Kestin Hare & BenRiach

Scottish menswear designer Kestin Hare looks almost childlike as he reminisces about learning to fish with his father.  Perhaps it’s the waxed shop coat he’s wearing – aside from the bright colour, it wouldn’t look out of place on a ghillie – but it feels like he’s taken the entire room at the launch of his Spring Summer collection up to the riverbanks of northern Scotland, or perhaps that’s just the whisky talking. 

Yes, whisky, because this collection has been produced in collaboration with unconventional Scottish distillery BenRiach, and to Hare’s right, in an almost matching work coat is Master Distiller and whisky maven Dr Rachel Barrie. 

Barrie and Hare are in fact modelling jackets in the colours of BenRiach’s ten-year-old Curiositas and four cask matured 21-year-old expressions – the former jacket in a dark smoked yellow (for the honeyed stone fruit dram) and the latter a golden sand (for the lemon zest and shortbread of the spirit).   

Other pieces from the collection, referred to as ‘Summer on Speyside’, feature a digital cask print in a lightweight ripstop nylon.  Just don’t crack jokes about their waterproofing. 

The collaboration came about when Edinburgh-based Hare was approached by the distillery.  As well as the childhood link, the designer found himself inspired by the eclectic range of casks in the warehouses at BenRiach, Barrie’s own modern-day playground.  After a series of visits, the collection of functional garments began to take shape as Hare admits to having been “charmed by the process, the whisky, the people and the location”.   

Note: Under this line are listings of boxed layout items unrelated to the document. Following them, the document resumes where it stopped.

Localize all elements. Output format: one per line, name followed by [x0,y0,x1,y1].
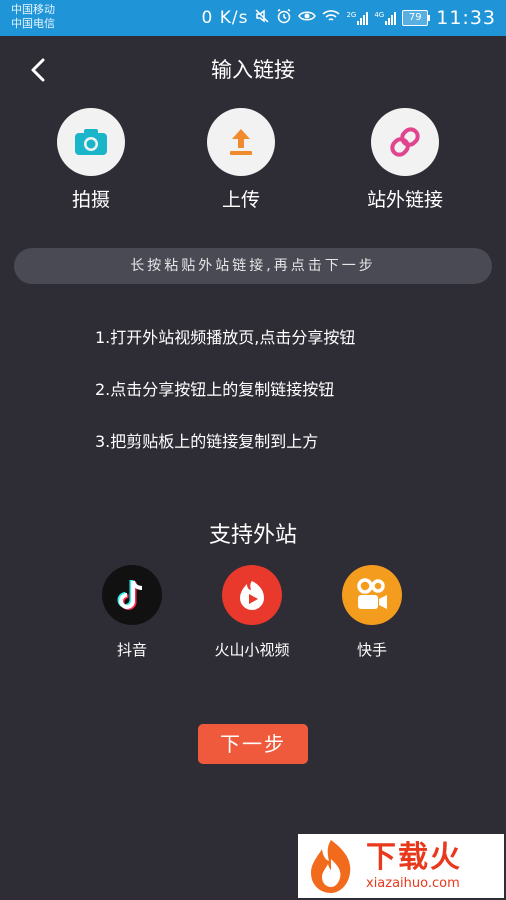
carrier-2-label: 中国电信 [11,17,55,30]
carrier-1-label: 中国移动 [11,3,55,16]
link-icon [371,108,439,176]
site-douyin-label: 抖音 [116,641,147,659]
step-2: 2.点击分享按钮上的复制链接按钮 [95,380,335,399]
flame-logo-icon [311,840,351,893]
external-link-button[interactable]: 站外链接 [345,108,465,212]
mute-icon [254,8,270,28]
douyin-icon [102,565,162,625]
site-douyin[interactable]: 抖音 [77,565,187,660]
shoot-label: 拍摄 [71,189,110,211]
status-icons: 0 K/s 2G 4G 79 11:33 [202,6,497,30]
support-title: 支持外站 [208,523,297,548]
site-kuaishou[interactable]: 快手 [317,565,427,660]
upload-icon [207,108,275,176]
site-huoshan[interactable]: 火山小视频 [197,565,307,660]
page-title: 输入链接 [211,58,295,82]
signal-icon-2: 4G [374,11,397,25]
huoshan-icon [222,565,282,625]
clock: 11:33 [436,7,496,29]
shoot-button[interactable]: 拍摄 [31,108,151,212]
watermark-url: xiazaihuo.com [366,875,460,891]
eye-icon [298,9,317,27]
watermark-text: 下载火 [366,839,462,875]
signal-2-label: 4G [374,11,385,19]
upload-label: 上传 [221,189,260,211]
link-paste-field[interactable]: 长按粘贴外站链接,再点击下一步 [14,248,492,284]
step-1: 1.打开外站视频播放页,点击分享按钮 [95,328,356,347]
battery-level: 79 [402,10,429,26]
signal-icon: 2G [346,11,369,25]
signal-1-label: 2G [346,11,357,19]
kuaishou-icon [342,565,402,625]
battery-icon: 79 [402,10,431,26]
site-huoshan-label: 火山小视频 [214,641,290,659]
net-speed: 0 K/s [201,8,249,28]
wifi-icon [322,9,340,27]
step-3: 3.把剪贴板上的链接复制到上方 [95,432,319,451]
next-step-button[interactable]: 下一步 [198,724,308,764]
alarm-icon [276,8,292,28]
upload-button[interactable]: 上传 [181,108,301,212]
site-kuaishou-label: 快手 [356,641,387,659]
camera-icon [57,108,125,176]
external-link-label: 站外链接 [366,189,443,211]
instructions: 1.打开外站视频播放页,点击分享按钮 2.点击分享按钮上的复制链接按钮 3.把剪… [95,326,355,482]
status-bar: 中国移动 中国电信 0 K/s 2G 4G 79 11:33 [0,0,506,36]
watermark: 下载火 xiazaihuo.com [298,834,504,898]
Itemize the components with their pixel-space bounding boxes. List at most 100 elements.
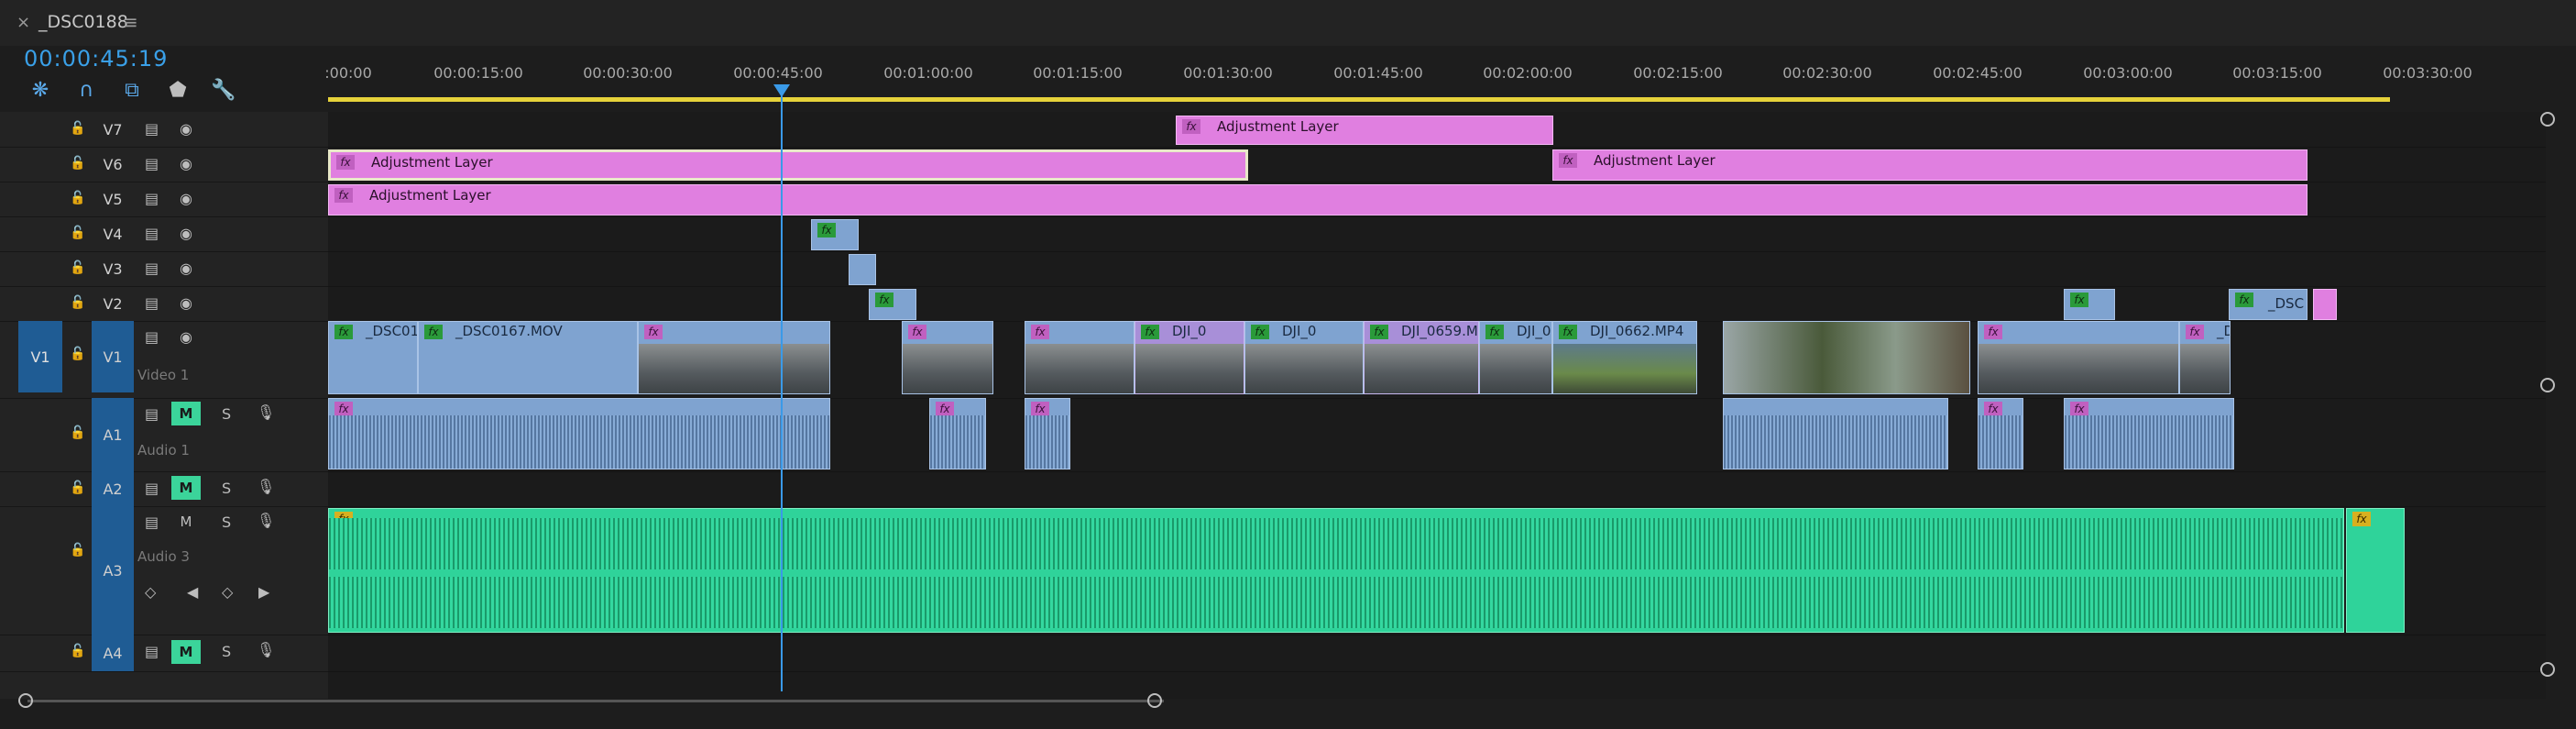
- eye-icon[interactable]: ◉: [180, 328, 192, 346]
- mute-button[interactable]: M: [171, 510, 201, 534]
- lane-a1[interactable]: fx fx fx fx fx: [328, 398, 2546, 472]
- lock-icon[interactable]: 🔓: [70, 295, 85, 310]
- sync-lock-icon[interactable]: ▤: [145, 155, 159, 172]
- prev-keyframe-icon[interactable]: ◀: [187, 583, 198, 601]
- lock-icon[interactable]: 🔓: [70, 156, 85, 171]
- video-clip[interactable]: fx: [2064, 289, 2115, 320]
- eye-icon[interactable]: ◉: [180, 225, 192, 242]
- audio-clip[interactable]: fx: [328, 398, 830, 469]
- sync-lock-icon[interactable]: ▤: [145, 294, 159, 312]
- panel-menu-icon[interactable]: ≡: [123, 11, 138, 33]
- scroll-handle-top[interactable]: [2540, 112, 2555, 127]
- sync-lock-icon[interactable]: ▤: [145, 480, 159, 497]
- audio-clip[interactable]: fx: [1978, 398, 2023, 469]
- close-icon[interactable]: ×: [16, 13, 30, 32]
- lane-v7[interactable]: fx Adjustment Layer: [328, 112, 2546, 148]
- video-clip[interactable]: fx: [869, 289, 916, 320]
- lane-v4[interactable]: fx: [328, 216, 2546, 252]
- nest-toggle-icon[interactable]: ❋: [27, 77, 53, 103]
- solo-button[interactable]: S: [222, 514, 231, 531]
- video-clip[interactable]: fx DJI_0: [1479, 321, 1552, 394]
- adjustment-layer-clip[interactable]: fx Adjustment Layer: [1176, 116, 1553, 145]
- track-label-v5[interactable]: V5: [92, 185, 134, 213]
- track-label-v6[interactable]: V6: [92, 150, 134, 178]
- lock-icon[interactable]: 🔓: [70, 347, 85, 361]
- video-clip[interactable]: fx: [902, 321, 993, 394]
- microphone-icon[interactable]: 🎙: [257, 641, 275, 658]
- lock-icon[interactable]: 🔓: [70, 226, 85, 240]
- video-clip[interactable]: [849, 254, 876, 285]
- video-clip[interactable]: fx DJI_0659.M: [1364, 321, 1479, 394]
- mute-button[interactable]: M: [171, 640, 201, 664]
- microphone-icon[interactable]: 🎙: [257, 403, 275, 421]
- mute-button[interactable]: M: [171, 402, 201, 425]
- video-clip[interactable]: fx DJI_0: [1244, 321, 1364, 394]
- lane-a4[interactable]: [328, 635, 2546, 672]
- timeline-lanes[interactable]: fx Adjustment Layer fx Adjustment Layer …: [328, 112, 2546, 699]
- microphone-icon[interactable]: 🎙: [257, 478, 275, 495]
- scroll-handle-mid[interactable]: [2540, 378, 2555, 392]
- video-clip[interactable]: fx _DSC0167.MOV: [418, 321, 638, 394]
- keyframe-toggle-icon[interactable]: ◇: [145, 583, 156, 601]
- playhead-line[interactable]: [781, 86, 783, 691]
- lane-v3[interactable]: [328, 251, 2546, 287]
- video-clip[interactable]: fx _DSC: [2179, 321, 2231, 394]
- video-clip[interactable]: fx DJI_0: [1135, 321, 1244, 394]
- lock-icon[interactable]: 🔓: [70, 260, 85, 275]
- snap-magnet-icon[interactable]: ∩: [73, 77, 99, 103]
- adjustment-layer-clip[interactable]: fx Adjustment Layer: [328, 184, 2307, 215]
- music-audio-clip[interactable]: fx: [328, 508, 2344, 633]
- eye-icon[interactable]: ◉: [180, 260, 192, 277]
- scroll-track[interactable]: [27, 700, 1164, 702]
- scroll-handle-right[interactable]: [1147, 693, 1162, 708]
- sync-lock-icon[interactable]: ▤: [145, 225, 159, 242]
- sync-lock-icon[interactable]: ▤: [145, 190, 159, 207]
- track-label-a1[interactable]: A1: [92, 398, 134, 471]
- lane-v5[interactable]: fx Adjustment Layer: [328, 182, 2546, 217]
- video-clip[interactable]: fx _DSC01: [328, 321, 418, 394]
- add-keyframe-icon[interactable]: ◇: [222, 583, 233, 601]
- adjustment-layer-clip[interactable]: fx Adjustment Layer: [328, 149, 1248, 181]
- eye-icon[interactable]: ◉: [180, 155, 192, 172]
- source-patch-v1[interactable]: V1: [18, 321, 62, 392]
- track-label-v7[interactable]: V7: [92, 116, 134, 143]
- add-marker-icon[interactable]: ⬟: [165, 77, 191, 103]
- solo-button[interactable]: S: [222, 405, 231, 423]
- sequence-tab-title[interactable]: _DSC0188: [38, 12, 128, 32]
- solo-button[interactable]: S: [222, 643, 231, 660]
- lane-a3[interactable]: fx fx: [328, 506, 2546, 635]
- audio-clip[interactable]: fx: [929, 398, 986, 469]
- audio-clip[interactable]: fx: [1025, 398, 1070, 469]
- eye-icon[interactable]: ◉: [180, 294, 192, 312]
- lane-v6[interactable]: fx Adjustment Layer fx Adjustment Layer: [328, 147, 2546, 182]
- track-label-v2[interactable]: V2: [92, 290, 134, 317]
- microphone-icon[interactable]: 🎙: [257, 512, 275, 529]
- playhead-timecode[interactable]: 00:00:45:19: [24, 46, 168, 72]
- work-area-bar[interactable]: [328, 97, 2390, 102]
- lock-icon[interactable]: 🔓: [70, 425, 85, 440]
- track-label-v4[interactable]: V4: [92, 220, 134, 248]
- adjustment-layer-clip[interactable]: fx Adjustment Layer: [1552, 149, 2307, 181]
- timeline-settings-wrench-icon[interactable]: 🔧: [211, 77, 236, 103]
- eye-icon[interactable]: ◉: [180, 190, 192, 207]
- linked-selection-icon[interactable]: ⧉: [119, 77, 145, 103]
- lane-a2[interactable]: [328, 471, 2546, 507]
- track-label-a3[interactable]: A3: [92, 506, 134, 635]
- lock-icon[interactable]: 🔓: [70, 480, 85, 495]
- scroll-handle-left[interactable]: [18, 693, 33, 708]
- lock-icon[interactable]: 🔓: [70, 191, 85, 205]
- sync-lock-icon[interactable]: ▤: [145, 643, 159, 660]
- video-clip[interactable]: fx DJI_0662.MP4: [1552, 321, 1697, 394]
- vertical-scrollbar[interactable]: [2540, 112, 2555, 690]
- video-clip[interactable]: fx: [1025, 321, 1135, 394]
- lock-icon[interactable]: 🔓: [70, 543, 85, 558]
- music-audio-clip[interactable]: fx: [2346, 508, 2405, 633]
- lock-icon[interactable]: 🔓: [70, 644, 85, 658]
- adjustment-layer-clip[interactable]: [2313, 289, 2337, 320]
- video-clip[interactable]: fx: [811, 219, 859, 250]
- video-clip[interactable]: fx: [1978, 321, 2179, 394]
- sync-lock-icon[interactable]: ▤: [145, 405, 159, 423]
- next-keyframe-icon[interactable]: ▶: [258, 583, 269, 601]
- video-clip[interactable]: fx _DSC: [2229, 289, 2307, 320]
- sync-lock-icon[interactable]: ▤: [145, 120, 159, 138]
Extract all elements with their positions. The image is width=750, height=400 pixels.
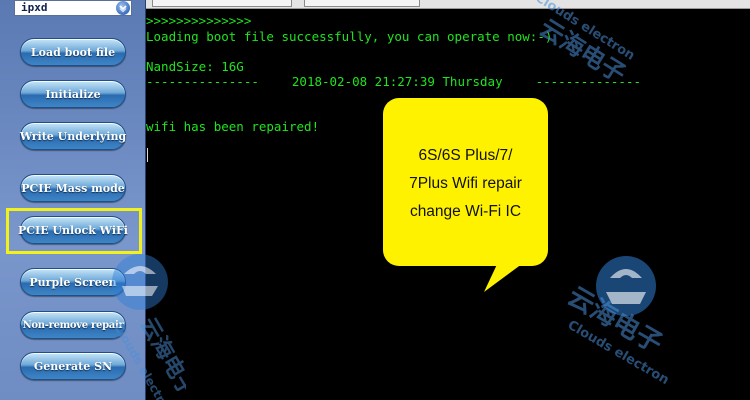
callout-line-3: change Wi-Fi IC <box>409 203 522 220</box>
chevron-down-icon[interactable] <box>116 1 130 15</box>
console-datetime: 2018-02-08 21:27:39 Thursday <box>291 74 503 89</box>
generate-sn-button[interactable]: Generate SN <box>20 352 126 380</box>
callout-line-2: 7Plus Wifi repair <box>409 175 522 192</box>
console-prompt-line: >>>>>>>>>>>>>> <box>146 13 252 28</box>
purple-screen-button[interactable]: Purple Screen <box>20 268 126 296</box>
callout-line-1: 6S/6S Plus/7/ <box>418 147 513 164</box>
top-toolbar-strip <box>146 0 750 9</box>
toolbar-tab[interactable] <box>152 0 292 7</box>
write-underlying-button[interactable]: Write Underlying <box>20 122 126 150</box>
callout-bubble: 6S/6S Plus/7/ 7Plus Wifi repair change W… <box>383 98 548 266</box>
console-date-line: --------------- 2018-02-08 21:27:39 Thurs… <box>146 74 641 89</box>
console-dashes-left: --------------- <box>146 74 259 89</box>
toolbar-tab[interactable] <box>304 0 420 7</box>
device-select-value: ipxd <box>21 1 48 14</box>
non-remove-repair-button[interactable]: Non-remove repair <box>20 311 126 339</box>
load-boot-file-button[interactable]: Load boot file <box>20 38 126 66</box>
console-load-message: Loading boot file successfully, you can … <box>146 29 553 44</box>
device-select[interactable]: ipxd <box>14 0 132 16</box>
console-nand-size: NandSize: 16G <box>146 59 244 74</box>
highlight-box <box>6 208 142 254</box>
pcie-mass-mode-button[interactable]: PCIE Mass mode <box>20 174 126 202</box>
console-wifi-message: wifi has been repaired! <box>146 119 320 134</box>
sidebar: ipxd Load boot file Initialize Write Und… <box>0 0 146 400</box>
initialize-button[interactable]: Initialize <box>20 80 126 108</box>
console-dashes-right: -------------- <box>535 74 641 89</box>
text-cursor <box>147 148 148 162</box>
app-window: ipxd Load boot file Initialize Write Und… <box>0 0 750 400</box>
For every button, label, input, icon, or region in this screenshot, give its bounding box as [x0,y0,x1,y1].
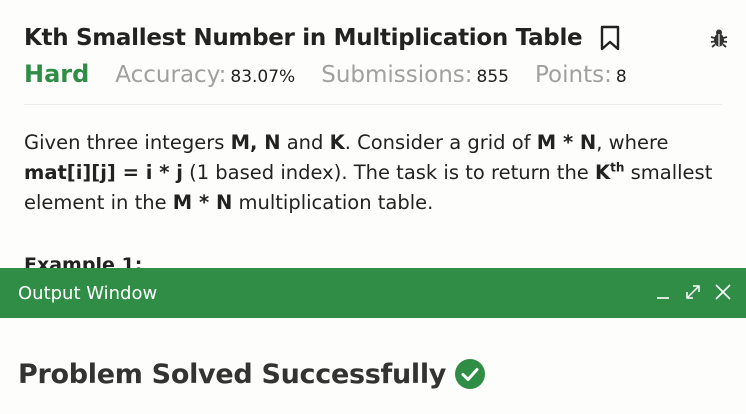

The collection is now available in Hare’s stores, online and in selected retailers worldwide and continues the brand’s quest to champion traditional British production wherever possible, with the dyed items produced in a series of 1970s laundry machines at the mill of waxed cotton pioneers Halley Stevenson of Dundee. 

The collaboration seems to be a natural fit.  In Barrie’s own words, BenRiach has been “exploring the creative possibilities of our Speyside malt for decades,” so it seems only natural that an experimental designer should take this exploration one step further to create a series of hand-crafted garments inspired by the rich stories of the whisky industry.